5. Ecology and competing products
- Synergy with GLM series: Relying on Zhipu's self-developed multi-modal large model system, it provides an integrated solution from base to agent.
- Compared with traditional scripting tools: Open-AutoGLM is more "an agent that understands the interface", with lower script maintenance costs and stronger generalization.
- Other mobile phone agent solutions: Its open source + privatized deployment characteristics are more conducive to the self-construction capabilities of manufacturers and enterprises.
6. Limitations and precautions
- Computing power cost: The 9B scale model still requires strong computing power for local inference and may rely on GPUs or cloud environments.
- Compatibility and maintenance: Different models, system versions, and app updates will affect the recognition effect and require continuous tuning.
- Security and compliance: When it comes to accounts, payments, and private data, strict control of permissions must be strictly controlled, and laws and the terms of use of each app must be followed.
- Anti-abuse risk: It is not suitable for scenarios such as brushing volume and malicious crawling, and it is necessary to establish clear boundaries for use within the organization.
7. Project address
https://github.com/zai-org/Open-AutoGLM
8. FAQ
: What is the Open-AutoGLM open source license? Can it be used in commercial scenarios?
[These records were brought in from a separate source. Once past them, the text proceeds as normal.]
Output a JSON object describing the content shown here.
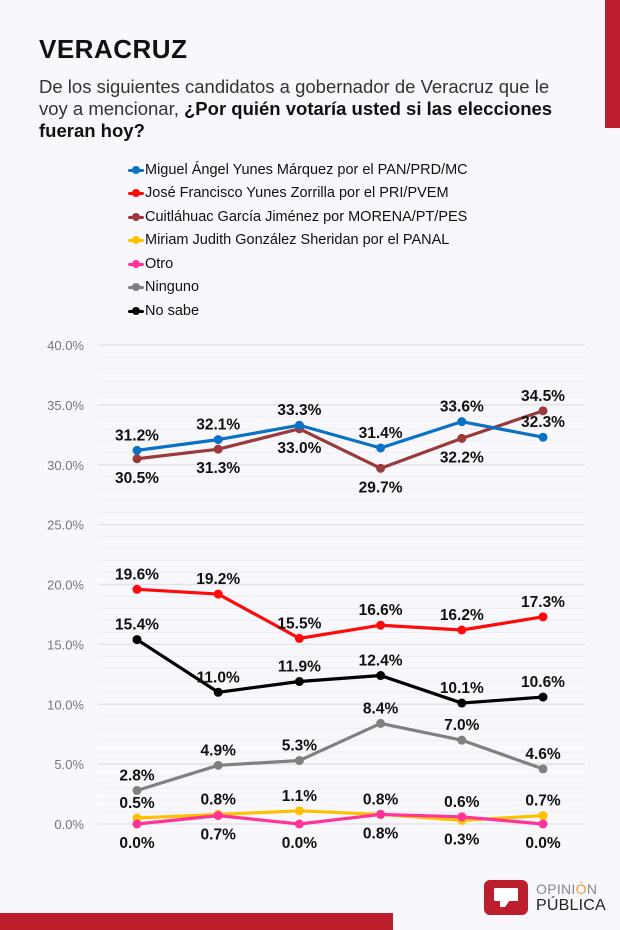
{
  "header": {
    "title": "VERACRUZ",
    "question_plain": "De los siguientes candidatos a gobernador de Veracruz que le voy a mencionar, ",
    "question_bold": "¿Por quién votaría usted si las elecciones fueran hoy?"
  },
  "brand": {
    "accent_color": "#bc1e2d",
    "logo_line1_a": "OPINI",
    "logo_line1_b": "Ó",
    "logo_line1_c": "N",
    "logo_line2": "PÚBLICA"
  },
  "chart_data": {
    "type": "line",
    "title": "",
    "xlabel": "",
    "ylabel": "",
    "x": [
      1,
      2,
      3,
      4,
      5,
      6
    ],
    "x_tick_labels_visible": false,
    "ylim": [
      0,
      40
    ],
    "y_ticks": [
      "0.0%",
      "5.0%",
      "10.0%",
      "15.0%",
      "20.0%",
      "25.0%",
      "30.0%",
      "35.0%",
      "40.0%"
    ],
    "grid": true,
    "legend_position": "top",
    "series": [
      {
        "name": "Miguel Ángel Yunes Márquez por el PAN/PRD/MC",
        "color": "#0a72c4",
        "values": [
          31.2,
          32.1,
          33.3,
          31.4,
          33.6,
          32.3
        ],
        "label_pos": [
          "above",
          "above",
          "above",
          "above",
          "above",
          "above"
        ]
      },
      {
        "name": "José Francisco Yunes Zorrilla por el PRI/PVEM",
        "color": "#ff0a0a",
        "values": [
          19.6,
          19.2,
          15.5,
          16.6,
          16.2,
          17.3
        ],
        "label_pos": [
          "above",
          "above",
          "above",
          "above",
          "above",
          "above"
        ]
      },
      {
        "name": "Cuitláhuac García Jiménez por MORENA/PT/PES",
        "color": "#9b3a3a",
        "values": [
          30.5,
          31.3,
          33.0,
          29.7,
          32.2,
          34.5
        ],
        "label_pos": [
          "below",
          "below",
          "below",
          "below",
          "below",
          "above"
        ]
      },
      {
        "name": "Miriam Judith González Sheridan por el PANAL",
        "color": "#ffc000",
        "values": [
          0.5,
          0.8,
          1.1,
          0.8,
          0.3,
          0.7
        ],
        "label_pos": [
          "above",
          "above",
          "above",
          "above",
          "below",
          "above"
        ]
      },
      {
        "name": "Otro",
        "color": "#ff3399",
        "values": [
          0.0,
          0.7,
          0.0,
          0.8,
          0.6,
          0.0
        ],
        "label_pos": [
          "below",
          "below",
          "below",
          "below",
          "above",
          "below"
        ]
      },
      {
        "name": "Ninguno",
        "color": "#808080",
        "values": [
          2.8,
          4.9,
          5.3,
          8.4,
          7.0,
          4.6
        ],
        "label_pos": [
          "above",
          "above",
          "above",
          "above",
          "above",
          "above"
        ]
      },
      {
        "name": "No sabe",
        "color": "#000000",
        "values": [
          15.4,
          11.0,
          11.9,
          12.4,
          10.1,
          10.6
        ],
        "label_pos": [
          "above",
          "above",
          "above",
          "above",
          "above",
          "above"
        ]
      }
    ]
  }
}
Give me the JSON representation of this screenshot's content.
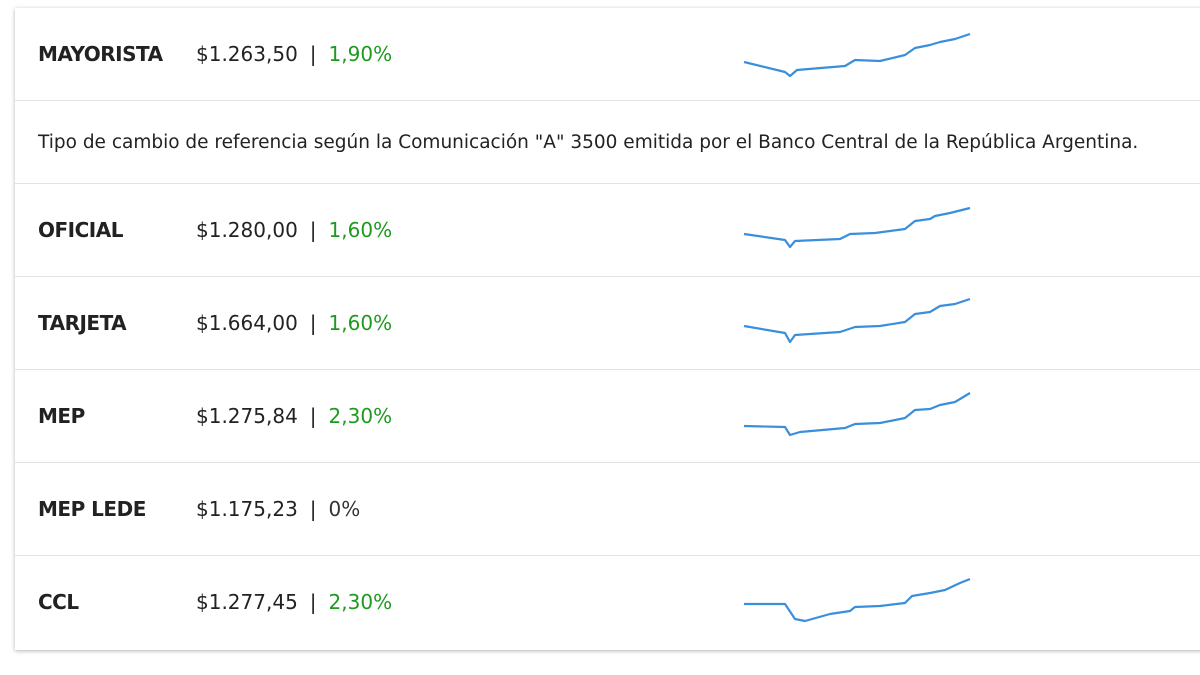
{
  "rows": [
    {
      "label": "MAYORISTA",
      "price": "$1.263,50",
      "separator": "|",
      "change": "1,90%",
      "color": "#1e9a1e"
    },
    {
      "note": "Tipo de cambio de referencia según la Comunicación \"A\" 3500 emitida por el Banco Central de la República Argentina."
    },
    {
      "label": "OFICIAL",
      "price": "$1.280,00",
      "separator": "|",
      "change": "1,60%",
      "color": "#1e9a1e"
    },
    {
      "label": "TARJETA",
      "price": "$1.664,00",
      "separator": "|",
      "change": "1,60%",
      "color": "#1e9a1e"
    },
    {
      "label": "MEP",
      "price": "$1.275,84",
      "separator": "|",
      "change": "2,30%",
      "color": "#1e9a1e"
    },
    {
      "label": "MEP LEDE",
      "price": "$1.175,23",
      "separator": "|",
      "change": "0%",
      "color": "#333333"
    },
    {
      "label": "CCL",
      "price": "$1.277,45",
      "separator": "|",
      "change": "2,30%",
      "color": "#1e9a1e"
    }
  ]
}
Answer: The project adopts a loose open source protocol (such as Apache-2.0) and can be used for commercial development and deployment under the premise of complying with the agreement, relevant laws, and platform terms.
Question: Does the AutoGLM-Phone-9B model have to be used with Open-AutoGLM?
Answer: No, it is not necessary. AutoGLM-Phone-9B can be used as a multimodal model alone in other agent frameworks, but it can be used with Open-AutoGLM for a more complete phone automation capability.
Question: Which platform does Open-AutoGLM primarily support now?
Answer: Currently, the focus is on supporting Android devices, relying on ADB channels for control, and the iOS side requires additional capabilities or solutions.
Q: What are some best practices for deploying mobile agents in production?
Answer: It is recommended to use special devices or cloud phones, minimize permissions, separate test and official accounts, and add manual confirmation or risk control policies for key operations.